32 045 Wijziging van het Wetboek van Strafvordering in verband met een hervorming van de regeling betreffende herziening ten voordele van de gewezen verdachte (Wet hervorming herziening ten voordele)

Nr. 14 AMENDEMENT VAN HET LID GESTHUIZEN

Ontvangen 9 december 2011

De ondergetekende stelt het volgende amendement voor:

I

In artikel I, wordt artikel 461 vervangen door:

Artikel 461

  • 1. Ter voorbereiding van een herzieningsaanvraag kan een gewezen verdachte, door zijn raadsman aan de commissie, bedoeld in artikel 462, doen verzoeken een nader onderzoek in te laten stellen naar de aanwezigheid van een grond voor herziening als bedoeld in artikel 457, eerste lid, onder c.

  • 2. Het verzoek wordt schriftelijk ingediend en door de raadsman ondertekend. Het verzoek behelst een opgave van de onderzoekshandelingen die dienen te worden verricht, met bijvoeging van een kopie van de uitspraak waarvan de gewezen verdachte herziening wil aanvragen, en is met redenen omkleed. Het verzoek kan tevens strekken tot de instelling van een onderzoeksteam als bedoeld in artikel 463.

  • 3. Indien het verzoek niet voldoet aan de in het eerste en tweede lid genoemde voorwaarden, verklaart commissie het niet ontvankelijk. Indien het verzoek ontvankelijk is, kan de commissie het verzoek slechts afwijzen indien:

    • a. er onvoldoende aanwijzingen zijn dat er mogelijkerwijs sprake is van een grond tot herziening, of

    • b. het verzochte onderzoek niet noodzakelijk is.

  • 4. De commissie beslist zo spoedig mogelijk op het verzoek. De beslissing is met redenen omkleed en wordt schriftelijk ter kennis gebracht van degene die het verzoek heeft ingediend. In geval van toewijzing van het verzoek vermeldt de beslissing de te verrichten onderzoekshandelingen. De beslissing is openbaar.

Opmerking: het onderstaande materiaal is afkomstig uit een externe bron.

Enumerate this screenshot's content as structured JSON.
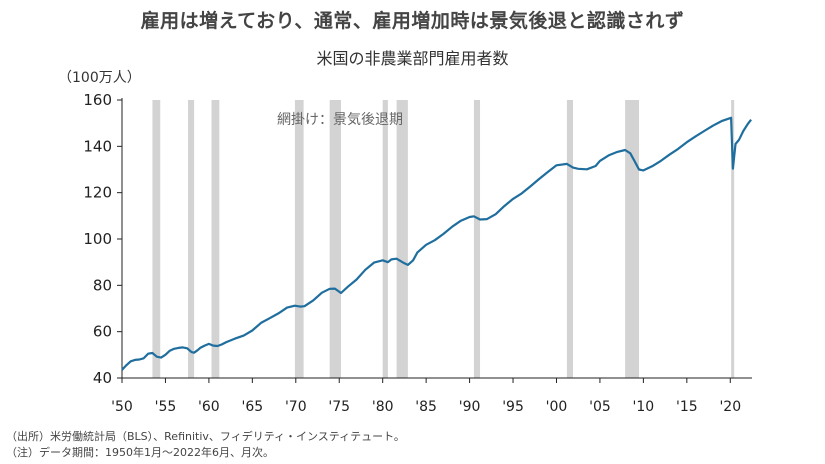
{
  "headline": "雇用は増えており、通常、雇用増加時は景気後退と認識されず",
  "chart_data": {
    "type": "line",
    "title": "米国の非農業部門雇用者数",
    "unit_label": "（100万人）",
    "annotation": "網掛け：景気後退期",
    "ylim": [
      40,
      160
    ],
    "y_ticks": [
      40,
      60,
      80,
      100,
      120,
      140,
      160
    ],
    "x_ticks": [
      {
        "year": 1950,
        "label": "'50"
      },
      {
        "year": 1955,
        "label": "'55"
      },
      {
        "year": 1960,
        "label": "'60"
      },
      {
        "year": 1965,
        "label": "'65"
      },
      {
        "year": 1970,
        "label": "'70"
      },
      {
        "year": 1975,
        "label": "'75"
      },
      {
        "year": 1980,
        "label": "'80"
      },
      {
        "year": 1985,
        "label": "'85"
      },
      {
        "year": 1990,
        "label": "'90"
      },
      {
        "year": 1995,
        "label": "'95"
      },
      {
        "year": 2000,
        "label": "'00"
      },
      {
        "year": 2005,
        "label": "'05"
      },
      {
        "year": 2010,
        "label": "'10"
      },
      {
        "year": 2015,
        "label": "'15"
      },
      {
        "year": 2020,
        "label": "'20"
      }
    ],
    "xlim": [
      1950.0,
      2022.5
    ],
    "recessions": [
      [
        1953.5,
        1954.4
      ],
      [
        1957.6,
        1958.3
      ],
      [
        1960.3,
        1961.2
      ],
      [
        1969.9,
        1970.9
      ],
      [
        1973.9,
        1975.2
      ],
      [
        1980.0,
        1980.6
      ],
      [
        1981.6,
        1982.9
      ],
      [
        1990.5,
        1991.2
      ],
      [
        2001.2,
        2001.9
      ],
      [
        2007.9,
        2009.5
      ],
      [
        2020.1,
        2020.4
      ]
    ],
    "series": [
      {
        "color": "#1f6e9e",
        "x": [
          1950.0,
          1950.5,
          1951.0,
          1951.5,
          1952.0,
          1952.5,
          1953.0,
          1953.5,
          1954.0,
          1954.5,
          1955.0,
          1955.5,
          1956.0,
          1956.5,
          1957.0,
          1957.5,
          1958.0,
          1958.3,
          1958.7,
          1959.0,
          1959.5,
          1960.0,
          1960.5,
          1961.0,
          1961.5,
          1962.0,
          1963.0,
          1964.0,
          1965.0,
          1966.0,
          1967.0,
          1968.0,
          1969.0,
          1969.9,
          1970.5,
          1971.0,
          1972.0,
          1973.0,
          1973.9,
          1974.5,
          1975.2,
          1976.0,
          1977.0,
          1978.0,
          1979.0,
          1980.0,
          1980.6,
          1981.0,
          1981.6,
          1982.5,
          1982.9,
          1983.5,
          1984.0,
          1985.0,
          1986.0,
          1987.0,
          1988.0,
          1989.0,
          1990.0,
          1990.5,
          1991.2,
          1992.0,
          1993.0,
          1994.0,
          1995.0,
          1996.0,
          1997.0,
          1998.0,
          1999.0,
          2000.0,
          2001.2,
          2001.9,
          2002.5,
          2003.5,
          2004.5,
          2005.0,
          2006.0,
          2007.0,
          2007.9,
          2008.5,
          2009.0,
          2009.5,
          2010.0,
          2011.0,
          2012.0,
          2013.0,
          2014.0,
          2015.0,
          2016.0,
          2017.0,
          2018.0,
          2019.0,
          2020.1,
          2020.3,
          2020.6,
          2021.0,
          2021.5,
          2022.0,
          2022.4
        ],
        "values": [
          43.5,
          45.5,
          47.2,
          47.8,
          48.0,
          48.5,
          50.5,
          50.8,
          49.2,
          48.8,
          50.0,
          51.8,
          52.6,
          53.0,
          53.2,
          52.8,
          51.2,
          50.9,
          52.0,
          53.0,
          54.0,
          54.7,
          54.0,
          53.8,
          54.5,
          55.5,
          57.0,
          58.3,
          60.5,
          63.8,
          65.8,
          67.9,
          70.4,
          71.2,
          70.8,
          71.0,
          73.5,
          76.8,
          78.5,
          78.6,
          76.7,
          79.4,
          82.5,
          86.7,
          89.8,
          90.8,
          90.0,
          91.2,
          91.5,
          89.5,
          88.8,
          90.8,
          94.2,
          97.5,
          99.5,
          102.2,
          105.3,
          107.9,
          109.5,
          109.8,
          108.4,
          108.6,
          110.7,
          114.2,
          117.3,
          119.7,
          122.7,
          125.9,
          128.9,
          131.8,
          132.4,
          130.8,
          130.3,
          130.1,
          131.5,
          133.7,
          136.1,
          137.6,
          138.4,
          137.0,
          133.5,
          130.0,
          129.6,
          131.4,
          133.7,
          136.4,
          138.9,
          141.8,
          144.3,
          146.6,
          148.9,
          150.9,
          152.3,
          130.4,
          141.0,
          142.8,
          146.6,
          149.6,
          151.5
        ]
      }
    ]
  },
  "notes": [
    "（出所）米労働統計局（BLS）、Refinitiv、フィデリティ・インスティテュート。",
    "（注）データ期間：1950年1月〜2022年6月、月次。"
  ]
}
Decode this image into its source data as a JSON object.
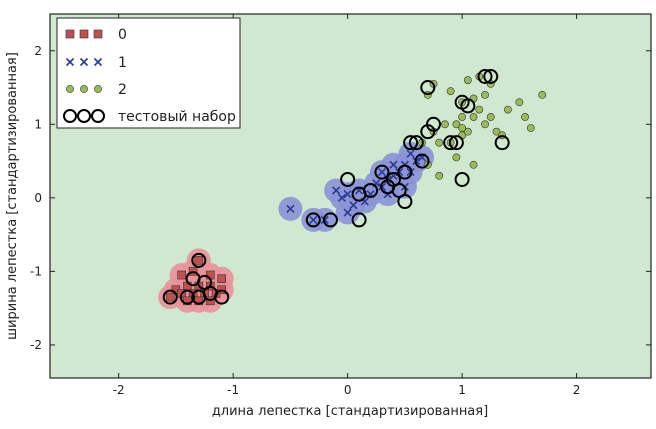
{
  "chart_data": {
    "type": "scatter",
    "xlabel": "длина лепестка [стандартизированная]",
    "ylabel": "ширина лепестка [стандартизированная]",
    "xlim": [
      -2.6,
      2.65
    ],
    "ylim": [
      -2.45,
      2.5
    ],
    "xticks": [
      "-2",
      "-1",
      "0",
      "1",
      "2"
    ],
    "xtick_values": [
      -2,
      -1,
      0,
      1,
      2
    ],
    "yticks": [
      "-2",
      "-1",
      "0",
      "1",
      "2"
    ],
    "ytick_values": [
      -2,
      -1,
      0,
      1,
      2
    ],
    "grid": false,
    "legend_position": "top-left",
    "background_region_color": "#cfe8cf",
    "region_colors": {
      "0": "#e8929a",
      "1": "#8a93d6",
      "2": "#cfe8cf"
    },
    "series": [
      {
        "name": "0",
        "marker": "square",
        "color": "#c0504d",
        "points": [
          [
            -1.45,
            -1.05
          ],
          [
            -1.35,
            -1.0
          ],
          [
            -1.2,
            -1.05
          ],
          [
            -1.1,
            -1.1
          ],
          [
            -1.3,
            -1.2
          ],
          [
            -1.2,
            -1.2
          ],
          [
            -1.4,
            -1.2
          ],
          [
            -1.5,
            -1.25
          ],
          [
            -1.35,
            -1.3
          ],
          [
            -1.25,
            -1.3
          ],
          [
            -1.15,
            -1.3
          ],
          [
            -1.45,
            -1.3
          ],
          [
            -1.3,
            -1.4
          ],
          [
            -1.2,
            -1.4
          ],
          [
            -1.4,
            -1.4
          ],
          [
            -1.55,
            -1.35
          ],
          [
            -1.3,
            -0.85
          ],
          [
            -1.1,
            -1.25
          ]
        ]
      },
      {
        "name": "1",
        "marker": "x",
        "color": "#2b3a8f",
        "points": [
          [
            -0.5,
            -0.15
          ],
          [
            -0.3,
            -0.3
          ],
          [
            -0.2,
            -0.3
          ],
          [
            -0.1,
            0.1
          ],
          [
            0.0,
            0.05
          ],
          [
            0.05,
            -0.1
          ],
          [
            0.1,
            0.1
          ],
          [
            0.2,
            0.05
          ],
          [
            0.25,
            0.2
          ],
          [
            0.3,
            0.15
          ],
          [
            0.35,
            0.25
          ],
          [
            0.4,
            0.3
          ],
          [
            0.45,
            0.35
          ],
          [
            0.4,
            0.45
          ],
          [
            0.5,
            0.45
          ],
          [
            0.55,
            0.35
          ],
          [
            0.6,
            0.5
          ],
          [
            0.5,
            0.15
          ],
          [
            0.15,
            -0.05
          ],
          [
            0.3,
            0.35
          ],
          [
            0.55,
            0.6
          ],
          [
            0.65,
            0.55
          ],
          [
            0.0,
            -0.2
          ],
          [
            -0.05,
            0.0
          ],
          [
            0.35,
            0.05
          ]
        ]
      },
      {
        "name": "2",
        "marker": "circle",
        "color": "#9bbb59",
        "points": [
          [
            0.65,
            0.75
          ],
          [
            0.75,
            0.9
          ],
          [
            0.8,
            0.75
          ],
          [
            0.85,
            1.0
          ],
          [
            0.9,
            0.75
          ],
          [
            0.95,
            1.0
          ],
          [
            1.0,
            0.85
          ],
          [
            1.05,
            0.9
          ],
          [
            1.1,
            1.1
          ],
          [
            1.15,
            1.2
          ],
          [
            1.2,
            1.0
          ],
          [
            1.25,
            1.1
          ],
          [
            1.3,
            0.9
          ],
          [
            1.35,
            0.85
          ],
          [
            1.4,
            1.2
          ],
          [
            1.5,
            1.3
          ],
          [
            1.55,
            1.1
          ],
          [
            1.6,
            0.95
          ],
          [
            1.7,
            1.4
          ],
          [
            0.7,
            1.4
          ],
          [
            0.75,
            1.55
          ],
          [
            0.9,
            1.45
          ],
          [
            1.0,
            1.3
          ],
          [
            1.05,
            1.6
          ],
          [
            1.15,
            1.65
          ],
          [
            1.2,
            1.4
          ],
          [
            1.25,
            1.55
          ],
          [
            0.7,
            0.45
          ],
          [
            0.8,
            0.3
          ],
          [
            1.1,
            0.45
          ],
          [
            1.0,
            0.95
          ],
          [
            0.95,
            0.55
          ],
          [
            1.0,
            1.1
          ],
          [
            1.1,
            1.35
          ]
        ]
      },
      {
        "name": "тестовый набор",
        "marker": "open-circle",
        "color": "#000000",
        "points": [
          [
            -1.55,
            -1.35
          ],
          [
            -1.35,
            -1.1
          ],
          [
            -1.3,
            -0.85
          ],
          [
            -1.2,
            -1.3
          ],
          [
            -1.1,
            -1.35
          ],
          [
            -1.4,
            -1.35
          ],
          [
            -1.25,
            -1.15
          ],
          [
            -1.3,
            -1.35
          ],
          [
            -0.3,
            -0.3
          ],
          [
            -0.15,
            -0.3
          ],
          [
            0.0,
            0.25
          ],
          [
            0.1,
            0.05
          ],
          [
            0.1,
            -0.3
          ],
          [
            0.2,
            0.1
          ],
          [
            0.3,
            0.35
          ],
          [
            0.35,
            0.15
          ],
          [
            0.4,
            0.25
          ],
          [
            0.5,
            0.35
          ],
          [
            0.45,
            0.1
          ],
          [
            0.5,
            -0.05
          ],
          [
            0.55,
            0.75
          ],
          [
            0.6,
            0.75
          ],
          [
            0.65,
            0.5
          ],
          [
            0.7,
            0.9
          ],
          [
            0.75,
            1.0
          ],
          [
            0.9,
            0.75
          ],
          [
            0.95,
            0.75
          ],
          [
            1.0,
            1.3
          ],
          [
            1.05,
            1.25
          ],
          [
            1.2,
            1.65
          ],
          [
            1.25,
            1.65
          ],
          [
            1.35,
            0.75
          ],
          [
            1.0,
            0.25
          ],
          [
            0.7,
            1.5
          ]
        ]
      }
    ]
  },
  "legend": {
    "items": [
      {
        "label": "0"
      },
      {
        "label": "1"
      },
      {
        "label": "2"
      },
      {
        "label": "тестовый набор"
      }
    ]
  }
}
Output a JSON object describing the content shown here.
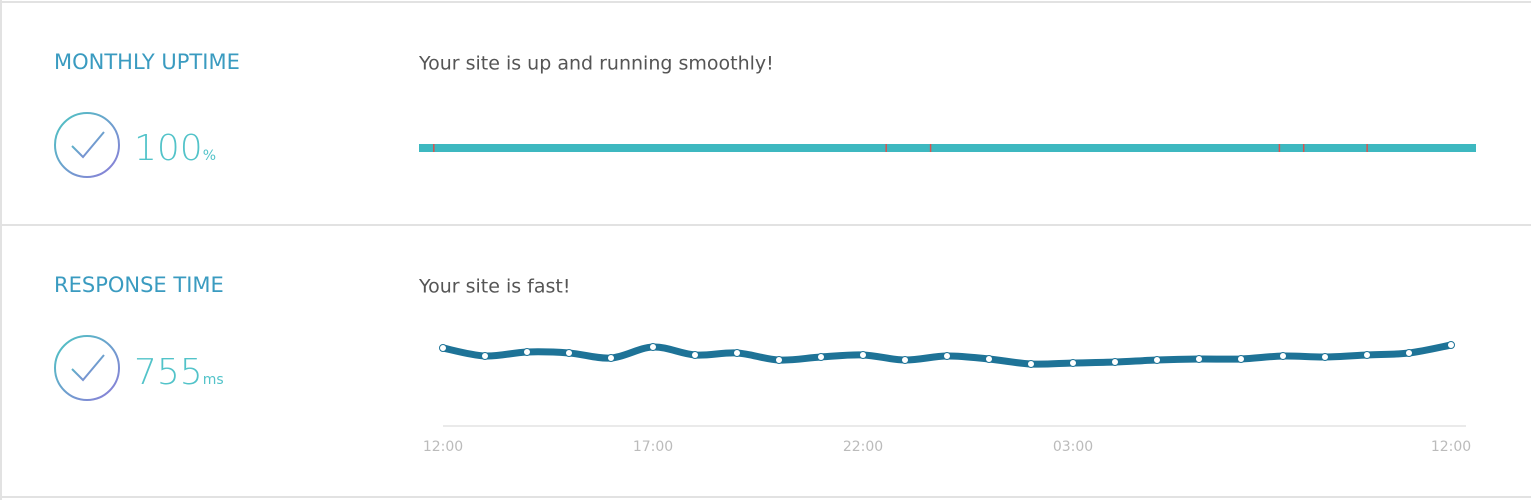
{
  "uptime": {
    "title": "MONTHLY UPTIME",
    "value": 100,
    "unit": "%",
    "message": "Your site is up and running smoothly!",
    "downtime_marks": [
      0.014,
      0.442,
      0.484,
      0.814,
      0.837,
      0.897
    ],
    "color": "#3db8c0",
    "mark_color": "#d9534f"
  },
  "response_time": {
    "title": "RESPONSE TIME",
    "value": 755,
    "unit": "ms",
    "message": "Your site is fast!",
    "chart_data": {
      "type": "line",
      "categories": [
        "12:00",
        null,
        null,
        null,
        null,
        "17:00",
        null,
        null,
        null,
        null,
        "22:00",
        null,
        null,
        null,
        null,
        "03:00",
        null,
        null,
        null,
        null,
        null,
        null,
        null,
        null,
        "12:00"
      ],
      "values": [
        780,
        700,
        740,
        730,
        680,
        790,
        710,
        730,
        660,
        690,
        710,
        660,
        700,
        670,
        620,
        630,
        640,
        660,
        670,
        670,
        700,
        690,
        710,
        730,
        810
      ],
      "ylim": [
        0,
        1000
      ],
      "color": "#1e7397"
    }
  }
}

  • 5. Artikel 457, tweede lid, is van overeenkomstige toepassing.

II

In artikel I, wordt artikel 462 vervangen door:

Artikel 462

  • 1. Er is een commissie die beslist over de wenselijkheid van een nader onderzoek als bedoeld in artikel 461, eerste lid, alsmede, voor zover daarom is verzocht, over de wenselijkheid van het instellen van een onderzoeksteam als bedoeld in artikel 463.

  • 2. Bij algemene maatregel van bestuur worden nadere regels gesteld betreffende samenstelling, inrichting, bevoegdheden en werkwijze van de in het eerste lid bedoelde commissie. De algemene maatregel van bestuur bevat in ieder geval bepalingen over het aantal leden en de zittingsduur van deze leden, de vervulling van het secretariaat en de aan de commissie ter beschikking te stellen financiële middelen. De benoeming van de leden geschiedt door de Minister van Justitie op voordracht van de procureur-generaal.

III

In artikel I, komt in het eerste lid van artikel 463, de eerste volzin te luiden: In geval de commissie, bedoeld in artikel 462, eerste lid, beslist dat een nader onderzoek wenselijk is, stelt de procureur-generaal het nader onderzoek in.

IV

In artikel I, komt het tweede lid van artikel 463 te luiden:

  • 2. Indien de commissie, bedoeld in artikel 462, beslist dat het wenselijk is dat de procureur-generaal bij het verrichten van het nader onderzoek wordt bijgestaan door een onderzoeksteam, wordt hij door een dergelijk team bijgestaan.

V

In artikel I, wordt artikel 468 als volgt gewijzigd:

1. In het tweede lid, eerste volzin, wordt de zinsnede «alsmede een advies inwinnen» vervangen door: om een besluit verzoeken.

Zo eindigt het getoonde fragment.